Link to DOI – 10.1038/s41598-022-10965-8

Sci Rep 2022 May; 12(1): 7364

Bipolar disorders are defined by recurrences of depressive and manic episodes. The pathophysiology is still unknown, and translating clinical symptoms into behaviors explorable in animal models is challenging. Animal models of bipolar disorder do not exist because cyclicity of the disease is impossible to mimic, and it is therefore necessary to study mania and depression models separately.
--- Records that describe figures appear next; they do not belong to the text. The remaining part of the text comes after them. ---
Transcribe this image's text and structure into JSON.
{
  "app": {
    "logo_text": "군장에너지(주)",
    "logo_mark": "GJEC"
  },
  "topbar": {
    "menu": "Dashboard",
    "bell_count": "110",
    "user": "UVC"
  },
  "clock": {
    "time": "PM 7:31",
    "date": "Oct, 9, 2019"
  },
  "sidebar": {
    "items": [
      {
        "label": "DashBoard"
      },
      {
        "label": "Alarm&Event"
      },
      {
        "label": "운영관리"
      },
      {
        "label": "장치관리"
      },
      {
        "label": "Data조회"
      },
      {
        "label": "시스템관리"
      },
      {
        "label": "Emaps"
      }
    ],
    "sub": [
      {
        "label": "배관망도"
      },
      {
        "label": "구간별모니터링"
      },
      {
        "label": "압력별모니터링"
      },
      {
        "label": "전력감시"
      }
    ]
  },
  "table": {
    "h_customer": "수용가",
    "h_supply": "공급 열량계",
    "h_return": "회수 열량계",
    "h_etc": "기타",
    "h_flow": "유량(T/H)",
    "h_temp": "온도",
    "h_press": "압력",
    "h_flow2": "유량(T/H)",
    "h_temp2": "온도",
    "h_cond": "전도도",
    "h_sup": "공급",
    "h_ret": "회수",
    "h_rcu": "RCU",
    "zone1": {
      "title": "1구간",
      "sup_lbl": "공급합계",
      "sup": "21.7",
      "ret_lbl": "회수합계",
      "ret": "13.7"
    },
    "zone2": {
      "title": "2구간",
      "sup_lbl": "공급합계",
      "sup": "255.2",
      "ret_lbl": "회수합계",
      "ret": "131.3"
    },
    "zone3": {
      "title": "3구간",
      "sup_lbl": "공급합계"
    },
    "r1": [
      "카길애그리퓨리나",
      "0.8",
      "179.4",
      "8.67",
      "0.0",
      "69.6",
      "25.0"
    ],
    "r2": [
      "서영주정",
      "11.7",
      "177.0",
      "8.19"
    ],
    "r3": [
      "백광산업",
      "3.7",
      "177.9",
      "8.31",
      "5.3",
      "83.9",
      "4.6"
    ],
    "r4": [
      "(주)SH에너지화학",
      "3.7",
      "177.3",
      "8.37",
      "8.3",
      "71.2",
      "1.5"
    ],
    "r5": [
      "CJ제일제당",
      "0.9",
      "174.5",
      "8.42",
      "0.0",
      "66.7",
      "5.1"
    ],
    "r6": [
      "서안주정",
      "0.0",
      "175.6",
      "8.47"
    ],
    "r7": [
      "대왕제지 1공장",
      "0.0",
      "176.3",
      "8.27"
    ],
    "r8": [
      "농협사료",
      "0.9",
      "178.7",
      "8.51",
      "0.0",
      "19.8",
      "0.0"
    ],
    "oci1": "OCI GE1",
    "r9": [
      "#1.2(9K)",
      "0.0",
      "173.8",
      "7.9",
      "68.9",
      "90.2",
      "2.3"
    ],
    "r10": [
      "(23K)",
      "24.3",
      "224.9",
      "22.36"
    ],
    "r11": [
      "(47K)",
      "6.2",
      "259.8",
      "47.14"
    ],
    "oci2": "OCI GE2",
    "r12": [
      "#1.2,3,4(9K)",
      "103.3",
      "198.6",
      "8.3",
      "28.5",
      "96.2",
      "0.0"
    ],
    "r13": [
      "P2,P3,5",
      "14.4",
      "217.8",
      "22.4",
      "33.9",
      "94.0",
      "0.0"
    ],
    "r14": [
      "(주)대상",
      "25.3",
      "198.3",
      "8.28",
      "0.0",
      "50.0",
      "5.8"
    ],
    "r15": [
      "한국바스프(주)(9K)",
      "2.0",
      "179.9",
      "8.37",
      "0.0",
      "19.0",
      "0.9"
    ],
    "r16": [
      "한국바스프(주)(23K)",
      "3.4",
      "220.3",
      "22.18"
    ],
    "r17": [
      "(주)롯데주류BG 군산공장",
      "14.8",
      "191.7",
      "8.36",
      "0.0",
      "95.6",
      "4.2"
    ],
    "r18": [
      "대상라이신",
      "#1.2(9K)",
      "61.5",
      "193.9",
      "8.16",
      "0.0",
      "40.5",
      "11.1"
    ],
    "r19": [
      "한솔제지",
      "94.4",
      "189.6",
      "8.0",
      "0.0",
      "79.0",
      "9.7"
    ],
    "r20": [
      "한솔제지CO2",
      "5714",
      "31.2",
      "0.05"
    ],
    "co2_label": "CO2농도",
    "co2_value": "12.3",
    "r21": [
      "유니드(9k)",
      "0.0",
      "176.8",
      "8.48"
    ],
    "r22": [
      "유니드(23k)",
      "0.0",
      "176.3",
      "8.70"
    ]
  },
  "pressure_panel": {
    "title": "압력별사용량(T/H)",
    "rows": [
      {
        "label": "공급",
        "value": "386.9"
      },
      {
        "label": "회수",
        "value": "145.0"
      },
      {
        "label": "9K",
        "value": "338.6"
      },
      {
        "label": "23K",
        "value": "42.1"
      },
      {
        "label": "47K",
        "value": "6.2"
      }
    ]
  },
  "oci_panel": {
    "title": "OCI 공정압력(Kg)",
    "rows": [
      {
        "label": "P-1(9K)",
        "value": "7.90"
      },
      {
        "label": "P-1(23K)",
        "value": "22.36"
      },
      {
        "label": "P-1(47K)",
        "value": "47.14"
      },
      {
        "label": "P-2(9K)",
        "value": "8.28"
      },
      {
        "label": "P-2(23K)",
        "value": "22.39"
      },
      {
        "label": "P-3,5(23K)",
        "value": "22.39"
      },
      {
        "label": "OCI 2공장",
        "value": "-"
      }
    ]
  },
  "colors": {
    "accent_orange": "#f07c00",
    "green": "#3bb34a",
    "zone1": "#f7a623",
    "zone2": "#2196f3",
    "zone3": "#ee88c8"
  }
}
Beyond mood, emotional biases differentiate bipolar states in humans. Mania is associated with positive biases, e.g. emotional stimuli become more rewarding and less aversive, and the opposite for depression. We propose to assess behavioral hedonic responses to innately appetitive and aversive olfactory and gustatory cues in mice as proxies for the assigned emotional valence. A mania model is therefore supposed to exhibit positive hedonic bias. Using the GBR 12909 mania model, we observed the classical hyperactivity phenotype, along with low depressive-like but high anxiety-like behaviors. Unexpectedly, GBR 12909-treated mice exhibited strong negative hedonic biases. Consequently, the GBR 12909 model of mania might not be appropriate for studying emotional disturbances associated with mania states. We propose olfactory and gustatory preference tests as crucial assessment for positive and negative valence biases, necessary for precisely characterizing animal models of bipolar disorders.